William Bottke
Being in Arizona, you’re at a hub. You’re in the middle of where everybody comes to you eventually. When you go to conferences, you see all your friends, like a class reunion every six months. It’s almost inevitable that at every conference we’ll get together and start reminiscing.
I’m getting more involved with missions. More and more—you’d think you’d get away from it—you start seeing these people that you grew up with now being at the same level as you, also being involved in the same missions, and you realize: Why is it that all the Arizona people are here? You start to wonder, is it just because you have so many friends that ultimately you’re going to be paired with them, or is it just that they did a good job teaching us, so we’re all still in the field? I think it’s some combination of the two. There were good people and good education and it all worked together.
Dale Cruikshank
The people that come out of LPL are very well-trained, and they’re dynamic, vigorous researchers. They’re just great. It’s a tremendous resource for all of planetary science to have the quality and breadth of the young people coming out of the Lunar Lab program.
William Merline
All these different disciplines seemed to come together and work well together without any prejudice against each other, and that was really probably the most surprising thing that I found. There didn’t seem to be any bias against people who wanted do astronomy for their thesis verses geology or physics or anything else. That really helped contribute to the environment there.
Nicholas Schneider
It really felt like this was where planetary science was happening. It was pretty clear that there were very few places at that time that deeply into planetary science. The field was young; it was broad; we didn’t really know what we were going to see as we went out into the solar system. It seemed like Arizona just had all these experts in all these different areas. It was just a wonderful time to see all those opportunities.
I hope that you can reconstruct the pay that graduate students earned verses year, because it’ll make you laugh to hear how grateful we all were for this level of support. The people in the year before me—I think it might’ve been measured in the hundreds of dollars per month, or a thousand dollars per month or something like that. It was really pitiful, and several of them I believe were on food stamps, and you just buy the Brand X macaroni and cheese. Nonetheless, we were delighted to have it, and it went up rapidly thereafter. It became a very good life as a graduate student, and some would say we got too comfortable as graduate students. My particular story is that for a while I held the record for the longest time at LPL as a graduate student—eight and a half years. Bill Merline doubled my record. For a while I was very concerned that he drive safely and cross the street carefully so that he would successfully graduate and I wouldn’t hold the record anymore.
William Bottke
I really think here in Arizona there was a special rapport between the students and the faculty. We had a really good group of students; we really cared about one another, we liked to have fun together and do things together, and the faculty tried to encourage that.

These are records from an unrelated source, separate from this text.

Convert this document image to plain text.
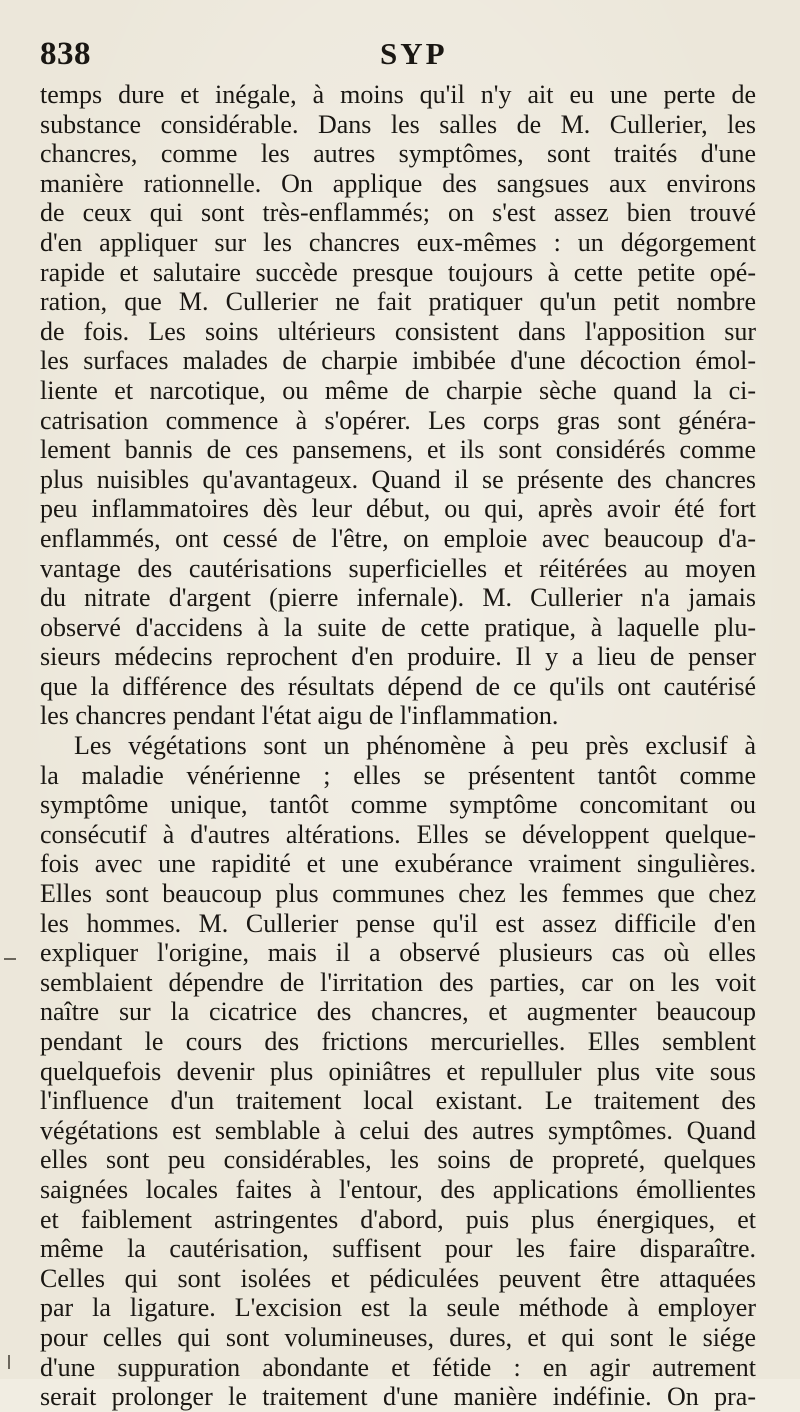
838	SYP
temps dure et inégale, à moins qu'il n'y ait eu une perte de
substance considérable. Dans les salles de M. Cullerier, les
chancres, comme les autres symptômes, sont traités d'une
manière rationnelle. On applique des sangsues aux environs
de ceux qui sont très-enflammés; on s'est assez bien trouvé
d'en appliquer sur les chancres eux-mêmes : un dégorgement
rapide et salutaire succède presque toujours à cette petite opé-
ration, que M. Cullerier ne fait pratiquer qu'un petit nombre
de fois. Les soins ultérieurs consistent dans l'apposition sur
les surfaces malades de charpie imbibée d'une décoction émol-
liente et narcotique, ou même de charpie sèche quand la ci-
catrisation commence à s'opérer. Les corps gras sont généra-
lement bannis de ces pansemens, et ils sont considérés comme
plus nuisibles qu'avantageux. Quand il se présente des chancres
peu inflammatoires dès leur début, ou qui, après avoir été fort
enflammés, ont cessé de l'être, on emploie avec beaucoup d'a-
vantage des cautérisations superficielles et réitérées au moyen
du nitrate d'argent (pierre infernale). M. Cullerier n'a jamais
observé d'accidens à la suite de cette pratique, à laquelle plu-
sieurs médecins reprochent d'en produire. Il y a lieu de penser
que la différence des résultats dépend de ce qu'ils ont cautérisé
les chancres pendant l'état aigu de l'inflammation.
Les végétations sont un phénomène à peu près exclusif à
la maladie vénérienne ; elles se présentent tantôt comme
symptôme unique, tantôt comme symptôme concomitant ou
consécutif à d'autres altérations. Elles se développent quelque-
fois avec une rapidité et une exubérance vraiment singulières.
Elles sont beaucoup plus communes chez les femmes que chez
les hommes. M. Cullerier pense qu'il est assez difficile d'en
expliquer l'origine, mais il a observé plusieurs cas où elles
semblaient dépendre de l'irritation des parties, car on les voit
naître sur la cicatrice des chancres, et augmenter beaucoup
pendant le cours des frictions mercurielles. Elles semblent
quelquefois devenir plus opiniâtres et repulluler plus vite sous
l'influence d'un traitement local existant. Le traitement des
végétations est semblable à celui des autres symptômes. Quand
elles sont peu considérables, les soins de propreté, quelques
saignées locales faites à l'entour, des applications émollientes
et faiblement astringentes d'abord, puis plus énergiques, et
même la cautérisation, suffisent pour les faire disparaître.
Celles qui sont isolées et pédiculées peuvent être attaquées
par la ligature. L'excision est la seule méthode à employer
pour celles qui sont volumineuses, dures, et qui sont le siége
d'une suppuration abondante et fétide : en agir autrement
serait prolonger le traitement d'une manière indéfinie. On pra-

Also, we took on a lot of traditions that had been passed down through the years by the older grad students. I think that helped the connections a bit. A few faculty would come out to beers with us from time to time, and they also went to field trips and everything else. So I always felt closeness to them. In my later grad student years I heard a complaint through the grapevine that grad students were too happy, so they never want to leave. There was some truth to that. We were having so much fun. You’re not getting paid much money, but you don’t have any responsibility except your science.
In some ways you have extreme freedom: You’re young, you can do what you want, you can work in the science you want, you don’t have to worry about writing proposals to bring in the bills or anything else, and we all enjoyed one another. We enjoyed the place. We just had a great time. It probably did take us a year or two longer to get out because we were having too much fun.
Guy Consolmagno
There was tremendous pressure being a grad student. The pressure was mostly in ourselves; we pushed ourselves harder than any faculty could. But you could get overwhelmed by it, and sometimes for relief the best thing would be when we were invited to go talk to grade school kids. Then you could show the pictures and then you remembered why you were doing this in the first place.
Nicholas Schneider
When I was a student, there was a tradition [when you graduated] that would you take your nametag—they were all made in a particular form; they were exactly the same size and same font—and you would transfer it to a certain bulletin board. We were not the first generation of students there, but to realize that you were part of this—it was like manning a ship. We knew that we were building the field of planetary science, and that list now is probably ten times longer than when I was there. I don’t know how long that tradition lasted or if anybody’s taken a photo of it. It was the great ritual: Pulling my nametag off the door and putting it on the list of PhD’s from this Department.
Mark Sykes
We all had these little cardboard nametags that were taped to our doors. When you went to the ghetto, there was a corkboard up there. The door tags of every person who got their degree were put up on this board. When I arrived there was half a dozen or so people up there. By the time I left, of course, there was more. Everybody who got their PhD would put their name up there, and it went back to the very first graduate of the Department, Wayne Slattery.
Unfortunately when they got rid of the ghetto, it disappeared. There’s no memorial, if you will, to all the people who have gone through that Department. And the Department’s generated a lot of people in the profession over the years.